Складывание русской народности, таким образом, происходило еще в феодальный период в процессе ликвидации феодальной раздробленности. Хронологически это были XIV-XVI вв. В этот период времени уже имели место отдельные элементы нации - язык, территория, культурная общность, но говорить о нации, конечно, еще не приходится.

И.В. Сталин отмечает: «Конечно, элементы нации - язык, территория, культурная общность и т. д. - не с неба упали, а создавались исподволь, еще в период докапиталистический. Но эти элементы находились в зачаточном состоянии и в лучшем случае представляли лишь потенцию в смысле возможности образования нации в будущем при известных благоприятных условиях».

Какие же элементы нации складываются в это время среди русского населения, определяющие его как народность, которые при известных благоприятных условиях могли в будущем определить его как нацию?

Начнем с языка - основы любого этнического образования.

Образование русского (великорусского) языка происходило на территории древнего Ростово-Суздальского княжества, в междуречье Волги и Оки; питающей средой его явились восточная часть среднерусских диалектов и северорусские.

Образование русской народности происходило главным образом в средневеликорусской полосе, переходные диалекты населения которой зашли дальше всего в стирании языковых границ.

С течением времени стержнем, вокруг которого обвивались различные диалекты великорусского языка, точнее - местные, «территориальные», диалекты (тверской, рязанский, нижегородский, псковский, новгородский), становится диалект Москвы, стоявшей на стыке южновеликорусских и северновеликорусских диалектов. Население Москвы одновременно и о́кало по-северновеликорусски, и а́кало по-южновеликорусски.

Археологические раскопки последнего времени доказали, что Москва была расположена на территории вятичей, была вятичским городом; эти раскопки дали возможность принять, развить и дополнить предположение о том, что народные массы Москвы, древнейшее ее вятичское население, акали, тогда как феодальная верхушка, пришедшая из Владимира, Суздаля, Ростова, Переяславля, преимущественно окала.

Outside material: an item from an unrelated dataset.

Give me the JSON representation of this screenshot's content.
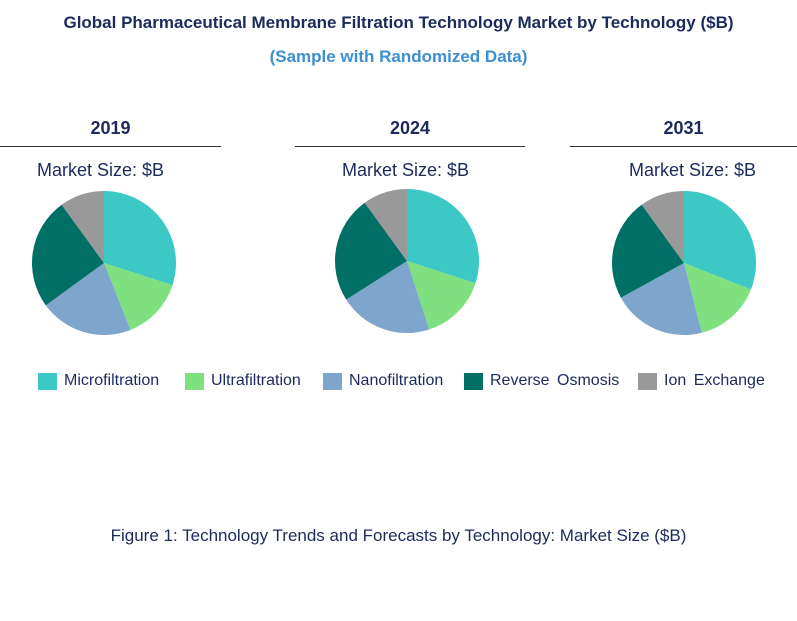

И хотя с XIV в. Москва возглавляет объединение Руси, московский диалект в те времена являлся только одним из диалектов складывающегося великорусского языка. Это вполне понятно, если мы учтем полную или почти полную независимость в ту пору отдельных княжеств и земель в пределах даже такого мощного феодального политического объединения, каким было Великое княжение Владимирское.

Но вот на основе территориальной общности, сложившейся в начале XVI в., складывается общность и языковая. Складывается и развивается язык великорусской (русской) народности. Правда, диалектизмы, местные говоры еще очень сильны, они веками сохраняются в деревне, правда, наряду с московским диалектом еще очень распространен диалект новгородский, и только XVII в., этот, по определению В.И. Ленина, «новый период» в истории России, сгладит областные диалекты в русском национальном языке. И.В. Сталин отмечает, что «...с ликвидацией феодальной раздробленности и образованием национального рынка народности развились в нации, а языки народностей в национальные языки».

Этим периодом в истории России был XVII в. - время складывания всероссийского национального рынка, национальных связей.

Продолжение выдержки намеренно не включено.